На утренней линейке зачитали приказ – лиха беда начало! – «За неоднократное грубое нарушение внутреннего распорядка… отчислить…».
После линейки Серёга Образцов, командир ТЭФа, добрейший толстячок с пятилетним стройотрядовским стажем прошипел в мою сторону: «распиздяй!», Вова Лепихов, факультетский комиссар развёл руками и плюнул – не в мою сторону, с досады – я, без преувеличенья, был ему хорошим помощником, Вова Богословский, Бог, мой первый линейный командир, невысокий крепыш без волос на голове и предрассудков внутри её, но с широкой душой и грудью, молча стукнул кулачищем по флагштоку, а Боб положил мне на плечо руку и сказал: «Ты, того, на работу уже не выходи…».Он, наверное, так же не представлял уже объёкт и бригаду без меня, как и я себя – без бригады.
Первым чувством была, конечно, обида. Как же так? Я же весь, весь, до последней жилочки на общее дело, а… Велик был соблазн – собрать рюкзак и на выходе из этой – уже не моей – школы что есть силы хлопнуть дверью: «Да пошли вы!». Кому? Совершенно незнакомому Буринскому, штабу какому-то? Я что, к ним, что ли, сюда приехал? У меня тут своё… друзья, песни. Своя песня. Ведь уже тогда был сформулирован манифест на грядущие молодые годы: «Все в рай!

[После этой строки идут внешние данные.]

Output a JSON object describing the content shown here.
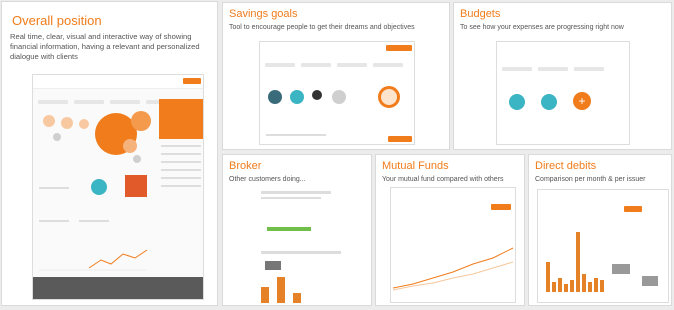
{
  "cards": {
    "overall": {
      "title": "Overall position",
      "description": "Real time, clear, visual and interactive way of showing financial information, having a relevant and personalized dialogue with clients"
    },
    "savings": {
      "title": "Savings goals",
      "subtitle": "Tool to encourage people to get their dreams and objectives"
    },
    "budgets": {
      "title": "Budgets",
      "subtitle": "To see how your expenses are progressing right now"
    },
    "broker": {
      "title": "Broker",
      "subtitle": "Other customers doing..."
    },
    "funds": {
      "title": "Mutual Funds",
      "subtitle": "Your mutual fund compared with others"
    },
    "debits": {
      "title": "Direct debits",
      "subtitle": "Comparison per month & per issuer"
    }
  },
  "colors": {
    "accent": "#f07c1b",
    "teal": "#3bb5c4",
    "green": "#6fbf4a"
  }
}
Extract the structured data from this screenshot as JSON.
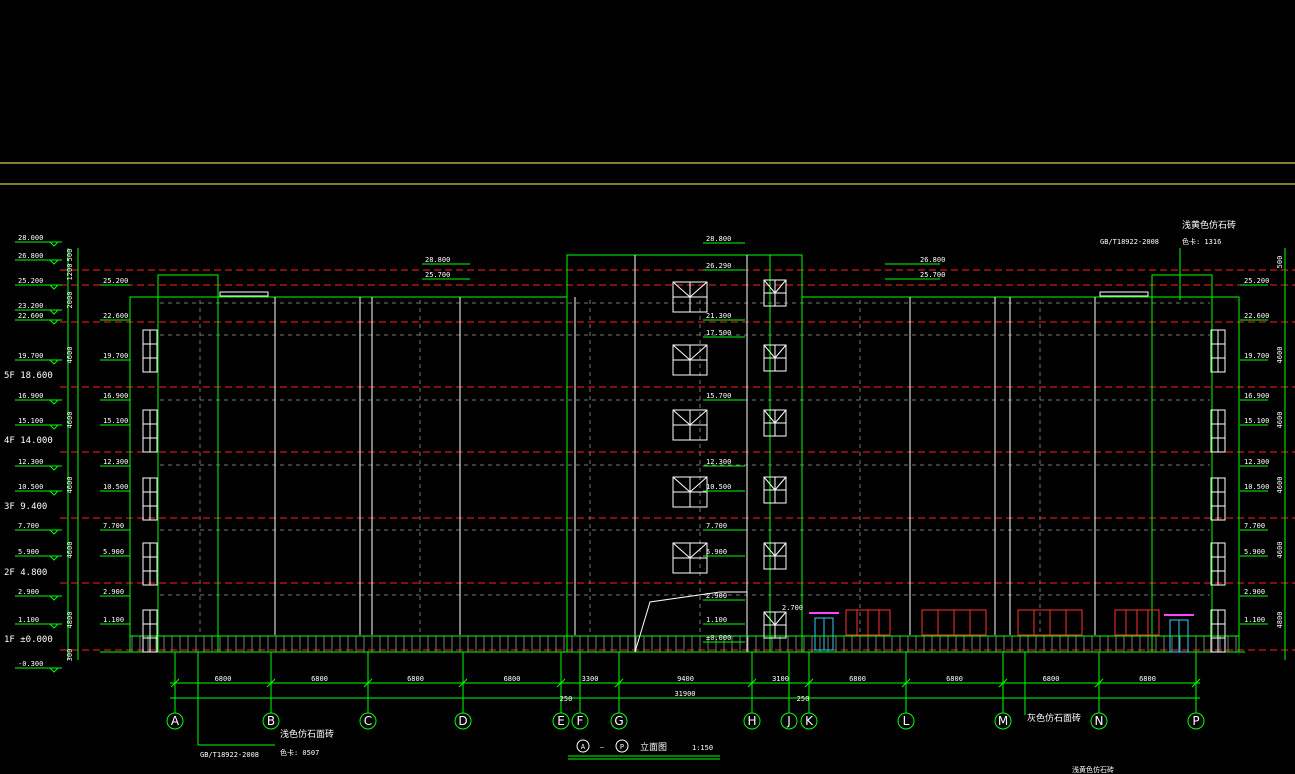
{
  "colors": {
    "background": "#000000",
    "building": "#00ff00",
    "floor_line": "#ff2020",
    "guide": "#ffff66",
    "text": "#ffffff",
    "window_red": "#ff3030",
    "door_cyan": "#33ccff",
    "canopy_magenta": "#ff44ff"
  },
  "axes": [
    "A",
    "B",
    "C",
    "D",
    "E",
    "F",
    "G",
    "H",
    "J",
    "K",
    "L",
    "M",
    "N",
    "P"
  ],
  "bay_dims": [
    "6800",
    "6800",
    "6800",
    "6800",
    "3300",
    "9400",
    "3100",
    "6800",
    "6800",
    "6800",
    "6800"
  ],
  "sub_dims": [
    "250",
    "31900",
    "250"
  ],
  "left_elevations": [
    "28.000",
    "26.800",
    "25.200",
    "23.200",
    "22.600",
    "19.700",
    "16.900",
    "15.100",
    "12.300",
    "10.500",
    "7.700",
    "5.900",
    "2.900",
    "1.100",
    "-0.300"
  ],
  "right_elevations": [
    "25.200",
    "22.600",
    "19.700",
    "16.900",
    "15.100",
    "12.300",
    "10.500",
    "7.700",
    "5.900",
    "2.900",
    "1.100"
  ],
  "center_elevations": [
    "28.800",
    "26.290",
    "21.300",
    "17.500",
    "15.700",
    "12.300",
    "10.500",
    "7.700",
    "5.900",
    "2.900",
    "1.100",
    "±0.000"
  ],
  "stair_labels": [
    "28.800",
    "25.700"
  ],
  "right_top_labels": [
    "26.800",
    "25.700"
  ],
  "floors": [
    "5F 18.600",
    "4F 14.000",
    "3F 9.400",
    "2F 4.800",
    "1F ±0.000"
  ],
  "vert_dims": [
    "500",
    "1200",
    "2000",
    "4600",
    "4600",
    "4600",
    "4600",
    "4800",
    "300"
  ],
  "right_vert_dims": [
    "500",
    "4600",
    "4600",
    "4600",
    "4600",
    "4800"
  ],
  "annotations": {
    "standard_left": "GB/T18922-2008",
    "color_left": "浅色仿石面砖",
    "card_left": "色卡: 0507",
    "standard_right": "GB/T18922-2008",
    "color_right": "浅黄色仿石砖",
    "card_right": "色卡: 1316",
    "bottom_mid_note": "灰色仿石面砖",
    "bottom_right_cut": "浅黄色仿石砖"
  },
  "title": {
    "from": "A",
    "dash": "—",
    "to": "P",
    "name": "立面图",
    "scale": "1:150"
  },
  "door_small_label": "2.700"
}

И каждому своё: кому бельё, кому жильё, кому медаль, кому мильон, кому вино рекой, кому до звёзд рукой, кому врачей, постель, покой, курорты, грязи погрязней, бесплатный вход в любой музей, а мне – гитару и друзей!»
Бригада, как я уже говорил, была сформирована на базе учебной группы, мы, «атомщики», и до стройотряда были дружней кого бы то ни было, а теперь вообще забетонировались в не разлей-вода-команду, сказать только, что из неё вышла половина бригадиров-комиссаров следующего года, и руководители факультетских ССО будущих лет – Миша Вахрушин, мой «родной» командир, Павел Невзоров, и линейных – Андрей Скирда, Коля Бабыкин, Саша Фабричнев, Володя Вяткин.
Струя, в которую ты в жизни попадаешь, всегда кажется главным руслом, рекой, и надо проплыть далеко, в идеале – до моря, чтобы, оглянувшись, понять, каким ручейком была та первая струйка, и почему ты оказался именно в ней, а не в другой или третьей. Сейчас-то, до моря с полдороги, я вижу, что мы (атомщики) изначально соответствовали ей, отбор происходил гораздо раньше, когда, на основе детского, юного опыта и, конечно, наследственных вихрей мы уже видели себя «атомщиками», а не бухгалтерами и юристами, мы проектировали себя для жизни в активной зоне, то есть в том месте мирозданья, откуда до всех его, мирозданья, секретов и рычагов ближе всего. То, что потом для многих из нас мечтаемую активную зону поглотила рутина, дело пятое, для другой книги, но то, что в семнадцать (двадцать) лет мы внутренне были готовы работать в большой системе энерговыделяющими элементами (ТВЭЛами) – факт, и ничего случайного в том, что, попав в стройотряд, в эту реальную активную зону тогдашнего студенчества, мы попали «к себе», «в себя», нет. Мы именно соответствовали этому типу минисоциума: при идеальной вертикальной координации (дисциплине) выплеснуть себя целиком в общее дело. Причём всё это в коллективе духовных сиамских близнецов, которые за первый год учёбы срослись в одно новое тело (ментально-каузально-буддхическое, как бы сейчас ввернул Коля Романов). Единственный диссонанс – это то, что нас (в нас) изнутри было немного больше, чем требовалось для стабильной работы, нет-нет да выплёскивалось через край.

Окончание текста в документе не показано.